Итак, обет бедности, чистоты и непослушания. Ибо зарождающаяся интеллигенция не будет слушаться никого и никогда, даже здравого смысла. Не будет для нее ни авторитетов, ни святынь, ни табу. Антон Павлович станет ее предводителем (виртуальным, конечно, ибо ходить строем она не будет тоже), пророком и прародителем. В 1886 году Чехов выходит из подполья прямо в не очень революционную, но очень умную и правую газету «Новое время», которую издает носитель протестантской этики (хотя и ближе к старообрядчеству: по суровости и трудолюбию вполне протестантизму) А.С. Суворин. Из подполья – в сумерки (так его первый большой сборник будет называться, «В сумерках»). Нет больше Антоши Чехонте. Есть Чехов. И его первая (хотя и не слабая) пьеса «Иванов», поставленная на сцене театра Корша. И сразу – откровение: если в человеке просыпается молодость, он стреляется, потому что не может молодой человек стерпеть жизни.

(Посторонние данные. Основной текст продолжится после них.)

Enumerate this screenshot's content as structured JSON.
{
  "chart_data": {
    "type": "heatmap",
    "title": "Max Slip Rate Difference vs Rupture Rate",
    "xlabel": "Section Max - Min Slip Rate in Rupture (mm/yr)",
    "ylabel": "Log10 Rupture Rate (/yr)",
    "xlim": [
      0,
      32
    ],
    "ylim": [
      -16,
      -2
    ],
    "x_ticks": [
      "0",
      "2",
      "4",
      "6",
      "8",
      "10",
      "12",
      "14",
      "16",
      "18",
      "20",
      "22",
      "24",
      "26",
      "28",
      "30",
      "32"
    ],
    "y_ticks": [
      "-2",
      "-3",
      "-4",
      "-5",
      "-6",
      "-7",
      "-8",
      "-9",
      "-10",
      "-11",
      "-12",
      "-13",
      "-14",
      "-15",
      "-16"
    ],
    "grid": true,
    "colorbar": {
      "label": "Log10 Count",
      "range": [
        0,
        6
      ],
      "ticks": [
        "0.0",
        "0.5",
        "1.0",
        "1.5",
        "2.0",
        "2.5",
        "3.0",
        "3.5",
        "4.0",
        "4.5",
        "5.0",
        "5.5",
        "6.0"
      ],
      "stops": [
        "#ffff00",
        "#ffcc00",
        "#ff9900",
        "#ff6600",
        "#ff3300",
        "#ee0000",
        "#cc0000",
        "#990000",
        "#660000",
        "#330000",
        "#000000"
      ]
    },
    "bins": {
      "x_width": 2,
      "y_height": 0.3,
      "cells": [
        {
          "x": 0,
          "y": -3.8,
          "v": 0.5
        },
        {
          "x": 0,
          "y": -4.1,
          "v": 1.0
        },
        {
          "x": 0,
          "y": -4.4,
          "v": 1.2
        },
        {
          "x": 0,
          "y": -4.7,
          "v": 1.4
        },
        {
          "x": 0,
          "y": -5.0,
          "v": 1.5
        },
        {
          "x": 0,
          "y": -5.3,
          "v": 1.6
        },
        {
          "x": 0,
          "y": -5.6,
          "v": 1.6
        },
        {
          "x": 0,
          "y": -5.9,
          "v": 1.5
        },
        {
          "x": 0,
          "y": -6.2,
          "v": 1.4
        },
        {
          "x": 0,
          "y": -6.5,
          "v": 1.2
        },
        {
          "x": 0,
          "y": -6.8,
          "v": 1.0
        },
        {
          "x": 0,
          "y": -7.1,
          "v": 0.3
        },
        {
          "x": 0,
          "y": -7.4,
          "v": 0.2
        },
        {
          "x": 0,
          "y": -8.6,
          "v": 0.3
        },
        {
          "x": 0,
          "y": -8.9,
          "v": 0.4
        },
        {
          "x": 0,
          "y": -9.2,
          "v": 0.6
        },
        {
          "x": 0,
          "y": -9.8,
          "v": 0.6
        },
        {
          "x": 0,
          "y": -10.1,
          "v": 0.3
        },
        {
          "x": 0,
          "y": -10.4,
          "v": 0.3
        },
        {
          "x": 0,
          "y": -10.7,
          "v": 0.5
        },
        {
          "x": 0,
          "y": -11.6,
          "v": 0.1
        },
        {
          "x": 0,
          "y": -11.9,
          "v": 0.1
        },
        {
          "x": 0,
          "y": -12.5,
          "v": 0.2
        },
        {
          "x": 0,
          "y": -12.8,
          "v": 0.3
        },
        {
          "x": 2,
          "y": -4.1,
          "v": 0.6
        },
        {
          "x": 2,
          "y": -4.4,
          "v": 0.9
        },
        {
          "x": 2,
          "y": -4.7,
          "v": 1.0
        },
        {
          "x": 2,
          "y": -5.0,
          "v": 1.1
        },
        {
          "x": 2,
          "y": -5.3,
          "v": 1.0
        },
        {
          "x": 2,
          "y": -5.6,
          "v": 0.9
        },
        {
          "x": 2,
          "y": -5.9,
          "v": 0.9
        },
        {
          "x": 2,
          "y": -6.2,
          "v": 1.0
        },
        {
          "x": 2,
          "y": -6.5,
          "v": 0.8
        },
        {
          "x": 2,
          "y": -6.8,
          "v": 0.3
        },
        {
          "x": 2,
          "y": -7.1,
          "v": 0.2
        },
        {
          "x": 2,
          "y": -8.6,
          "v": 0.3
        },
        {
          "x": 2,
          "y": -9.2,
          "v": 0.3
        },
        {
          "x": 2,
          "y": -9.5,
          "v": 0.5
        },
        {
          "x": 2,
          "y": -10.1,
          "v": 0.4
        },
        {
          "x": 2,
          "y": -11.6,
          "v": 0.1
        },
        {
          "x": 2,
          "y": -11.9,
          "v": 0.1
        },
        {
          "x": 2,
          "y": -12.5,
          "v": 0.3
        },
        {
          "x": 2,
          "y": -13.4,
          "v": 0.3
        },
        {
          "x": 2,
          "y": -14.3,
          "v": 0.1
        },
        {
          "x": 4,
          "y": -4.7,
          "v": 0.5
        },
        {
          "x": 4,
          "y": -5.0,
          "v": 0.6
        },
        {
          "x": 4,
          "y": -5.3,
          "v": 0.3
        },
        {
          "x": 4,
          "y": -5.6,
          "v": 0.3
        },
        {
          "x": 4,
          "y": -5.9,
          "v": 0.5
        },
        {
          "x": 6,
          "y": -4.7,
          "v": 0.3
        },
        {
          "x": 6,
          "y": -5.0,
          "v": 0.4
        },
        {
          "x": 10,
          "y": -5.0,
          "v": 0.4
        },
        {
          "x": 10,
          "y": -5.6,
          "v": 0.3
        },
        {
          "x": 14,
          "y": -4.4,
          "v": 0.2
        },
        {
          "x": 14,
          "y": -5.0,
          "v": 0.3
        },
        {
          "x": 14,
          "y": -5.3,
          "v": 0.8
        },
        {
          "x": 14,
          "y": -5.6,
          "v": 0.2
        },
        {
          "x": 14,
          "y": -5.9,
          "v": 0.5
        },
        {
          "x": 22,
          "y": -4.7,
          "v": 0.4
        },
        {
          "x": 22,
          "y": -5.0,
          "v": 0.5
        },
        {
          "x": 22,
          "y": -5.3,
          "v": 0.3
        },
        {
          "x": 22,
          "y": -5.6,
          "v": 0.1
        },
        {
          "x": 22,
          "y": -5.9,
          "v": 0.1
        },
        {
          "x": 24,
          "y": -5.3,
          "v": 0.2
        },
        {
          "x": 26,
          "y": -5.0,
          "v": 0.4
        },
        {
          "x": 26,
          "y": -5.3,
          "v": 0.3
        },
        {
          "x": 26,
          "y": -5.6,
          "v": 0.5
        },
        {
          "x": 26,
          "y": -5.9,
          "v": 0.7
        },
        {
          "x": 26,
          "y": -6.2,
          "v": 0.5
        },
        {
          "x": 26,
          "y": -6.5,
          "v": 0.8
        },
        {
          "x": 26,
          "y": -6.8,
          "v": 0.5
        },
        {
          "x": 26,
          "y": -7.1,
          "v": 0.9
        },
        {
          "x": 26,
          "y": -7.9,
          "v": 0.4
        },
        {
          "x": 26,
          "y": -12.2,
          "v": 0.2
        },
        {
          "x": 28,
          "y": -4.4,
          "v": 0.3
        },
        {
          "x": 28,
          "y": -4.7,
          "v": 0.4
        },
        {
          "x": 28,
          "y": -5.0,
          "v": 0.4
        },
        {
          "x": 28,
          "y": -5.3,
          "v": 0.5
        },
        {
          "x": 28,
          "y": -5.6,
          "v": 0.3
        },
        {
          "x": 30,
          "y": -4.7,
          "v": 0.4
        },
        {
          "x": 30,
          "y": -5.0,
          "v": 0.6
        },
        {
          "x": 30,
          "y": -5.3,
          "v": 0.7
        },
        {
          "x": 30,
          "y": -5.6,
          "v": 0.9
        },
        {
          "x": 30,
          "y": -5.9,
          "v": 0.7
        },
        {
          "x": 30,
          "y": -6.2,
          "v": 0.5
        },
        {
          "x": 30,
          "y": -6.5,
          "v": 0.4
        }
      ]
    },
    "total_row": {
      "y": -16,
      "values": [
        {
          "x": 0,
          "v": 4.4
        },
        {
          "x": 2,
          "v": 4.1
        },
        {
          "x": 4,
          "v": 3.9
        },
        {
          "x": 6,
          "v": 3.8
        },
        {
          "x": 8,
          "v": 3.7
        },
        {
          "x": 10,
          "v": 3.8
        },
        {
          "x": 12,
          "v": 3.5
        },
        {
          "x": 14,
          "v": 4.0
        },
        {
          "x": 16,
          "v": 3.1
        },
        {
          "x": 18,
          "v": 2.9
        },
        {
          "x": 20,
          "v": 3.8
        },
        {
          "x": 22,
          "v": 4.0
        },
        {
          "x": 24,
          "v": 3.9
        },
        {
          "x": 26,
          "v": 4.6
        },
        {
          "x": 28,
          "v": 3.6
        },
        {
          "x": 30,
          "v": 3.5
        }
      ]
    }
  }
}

Тридцатилетний писатель нашел себе место в российской Плеяде. Это первое в истории России правозащитное сообщество: литераторы с умом и совестью, которые не хотят никаких революций, которые желают не перевернуть общество, но его врачевать. Григорович, Плещеев, Сахаров Серебряного века – Владимир Галактионович Короленко. Для Чехова решены проблемы заработка, статуса, служения идеалам («служение» – главный предмет обихода интеллигенции). Впрочем, интеллигенту Чехову много и не надо было. Чистота, уют, книги, цветы, кабинет. Ел Чехов очень мало и, судя по его рассказам, чревоугодие считал национальным пороком. Чего стоит только рассказ «Сирена», где он издевается над сладострастным перечислением индеек, уток, селедочек, икорок, грибочков, водочки и прочих съедобных предметов. Один чиновник у Чехова прямо так и умирает, за столом, разинув рот на какую-то вкусность, но не успев попробовать! Вообще Чехов чиновников размазал по стенке, и никакого сострадания к Акакиям Акакиевичам. Их бедность, их шинели его нимало не волнуют. Антон Павлович ненавидит чиновников. Они и хапуги, и холопы, и трусы. Этакое милое, непринужденное «искательство к начальству», как у этого жалкого типа из «Смерти чиновника», что даже умер, убоявшись неодобрения директора департамента, которому он случайно в театре чихнул на лысину, – вот что не терпит Чехов. «Толстые» и «тонкие», сдающие жену в аренду столоначальникам в куньих шапках и при этом жалеющие только о том, что щи остыли, они из рассказа в рассказ пресмыкаются, пресмыкаются, пресмыкаются…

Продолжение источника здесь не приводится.